Обед длился несколько бесконечных часов. Потом все пошли смотреть огненную потеху. Я тоже пошла; мои ноги болели от модных туфель, а всё тело будто одеревенело. Начался фейерверк, всё окуталось дымом, нестерпимо запахло порохом – и я всё-таки упала в обморок впервые в жизни.

Удивительное ощущение. Меня что-то задуло, как огонёк свечи, а когда мой рассудок снова загорелся, оказалось, что вокруг меня не сад, а опочивальня. Шнуровку корсета распустили, с меня снимали платье – и камеристки говорили между собой, что я слаба, хоть и выгляжу здоровой.

Я никогда не казалась себе слабой, но мне было так плохо, что из головы моей не выходила печальная мысль об их правоте. С этой мыслью я и заснула, совершенно разбитая и несчастная.

Корабль отплыл на следующий день, на рассвете, с отливом, как и намечалось ранее.

Я впервые увидела море. Я ожидала невероятной синевы, как часто говорилось в поэмах, – но вода была серебристо-белёсая, тяжёлая, холодная. Волны не бились о берег, а неспешно плескали со стеклянным шелестом, и рыболовы, белые с чёрными головками и чёрными кончиками крыльев, носились над пирсом с воплями, похожими на горестные стоны. Корабли казались странно маленькими по сравнению с этим безбрежным и равнодушным водным простором, прямо переходящим в белёсые северные небеса.

Меня провожали торжественно. Толпа простолюдинов снова кричала мне приветствия и добрые пожелания, но меня это уже не веселило. Тяжёлые предчувствия никак не хотели отпустить мою душу; я делано улыбалась и махала платком, пока корабль не отошёл от берега так далеко, что все и всё, оставленное мною дома, слилось в одну пёструю полосу.

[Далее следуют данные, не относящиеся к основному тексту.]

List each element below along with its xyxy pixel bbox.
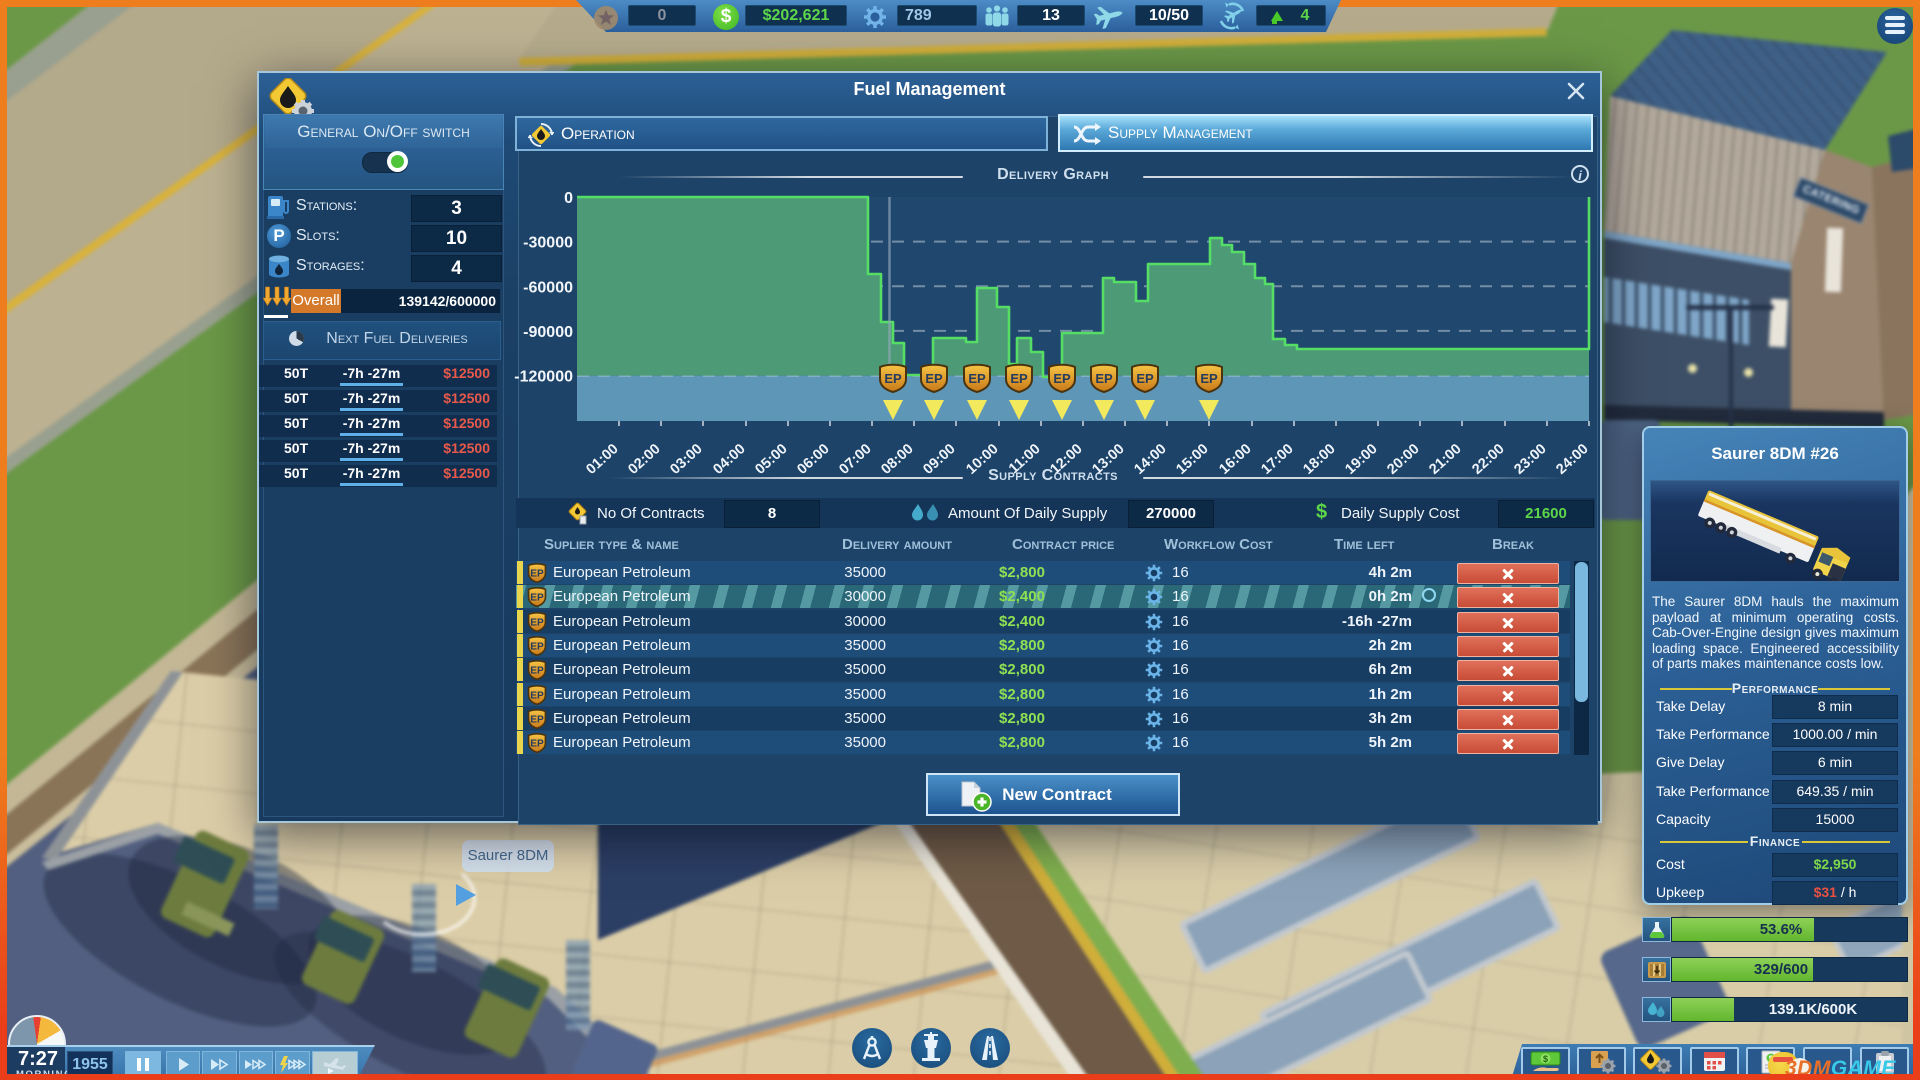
svg-text:24:00: 24:00 (1553, 441, 1591, 478)
svg-text:0: 0 (564, 190, 573, 207)
svg-text:20:00: 20:00 (1384, 441, 1422, 478)
svg-text:15:00: 15:00 (1173, 441, 1211, 478)
svg-text:08:00: 08:00 (878, 441, 916, 478)
svg-text:EP: EP (530, 665, 544, 676)
svg-text:EP: EP (530, 617, 544, 628)
svg-text:21:00: 21:00 (1426, 441, 1464, 478)
svg-text:23:00: 23:00 (1511, 441, 1549, 478)
svg-text:-60000: -60000 (523, 279, 573, 296)
svg-text:18:00: 18:00 (1300, 441, 1338, 478)
svg-text:-30000: -30000 (523, 235, 573, 252)
svg-text:-120000: -120000 (514, 369, 573, 386)
svg-text:EP: EP (530, 592, 544, 603)
svg-text:16:00: 16:00 (1216, 441, 1254, 478)
svg-text:07:00: 07:00 (836, 441, 874, 478)
svg-text:19:00: 19:00 (1342, 441, 1380, 478)
svg-text:EP: EP (530, 738, 544, 749)
svg-text:$: $ (1543, 1054, 1548, 1064)
svg-text:04:00: 04:00 (710, 441, 748, 478)
svg-text:EP: EP (530, 690, 544, 701)
svg-text:06:00: 06:00 (794, 441, 832, 478)
svg-text:EP: EP (530, 568, 544, 579)
svg-text:22:00: 22:00 (1469, 441, 1507, 478)
svg-text:01:00: 01:00 (583, 441, 621, 478)
svg-text:17:00: 17:00 (1258, 441, 1296, 478)
svg-text:05:00: 05:00 (752, 441, 790, 478)
svg-text:EP: EP (530, 714, 544, 725)
svg-text:-90000: -90000 (523, 324, 573, 341)
svg-text:EP: EP (530, 641, 544, 652)
svg-text:03:00: 03:00 (667, 441, 705, 478)
svg-text:02:00: 02:00 (625, 441, 663, 478)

Вскоре берег и вовсе исчез из виду, а наш корабль, поскрипывая такелажем, поймав ветер белыми крыльями парусов, скользил теперь среди сплошной воды бесшумно и стремительно. Мои фрейлины звали меня в крохотный покоец, обустроенный специально для нас между каютой капитана и каморкой, где спали офицеры, но я не пошла. Мне хотелось стоять и смотреть, как вода за бортом пенится и разлетается стеклянными брызгами. Капли, солёные, как слёзы, попадали мне на лицо, и ветер высушивал их…

Простите мне это маранье. Я так тщательно и скучно припоминала свой последний день перед отплытием отчасти потому, что уже тогда чувствовала кожей лица дыхание ужасного вихря, изменившего весь тщательно продуманный план моей жизни и показавшего мне мир непредсказуемой и необъяснимой стороной. Моя душа уже тогда, когда я стояла и смотрела на далёкий размытый горизонт, изнемогала от ощущения близости страшного чуда. Когда я пыталась намекнуть на тревогу и тоску своим дамам, им казалось, что я просто-напросто боюсь, что корабль утонет, и они дружно обвиняли меня в малодушии – но мысль о смерти казалась мне самой незначительной из всех моих страхов… и самой несбыточной.

Антоний

Тем утром меня разбудила Булька: запрыгнула на кровать – и давай лизаться! Ну да, она-то, мошенница, уже выспалась, и ей было очень не по нраву, что я всё ещё сплю. Булька, видите ли, желала кушать и выйти на двор – и именно со мной, а не с дежурным лакеем.

Лизала меня и топталась по Шарлотте – картина! Вообще-то Булька не такая уж и мелкая, королевский пойнтер, вполне увесистая скотинка – из того заключаю, что пробуждение Шарлоты случилось повеселей моего. Это я уж про то не говорю, какая у неё оказалась помятая физиономия спросонья! На щеке отпечаталась подушка, а в волосах торчит перо.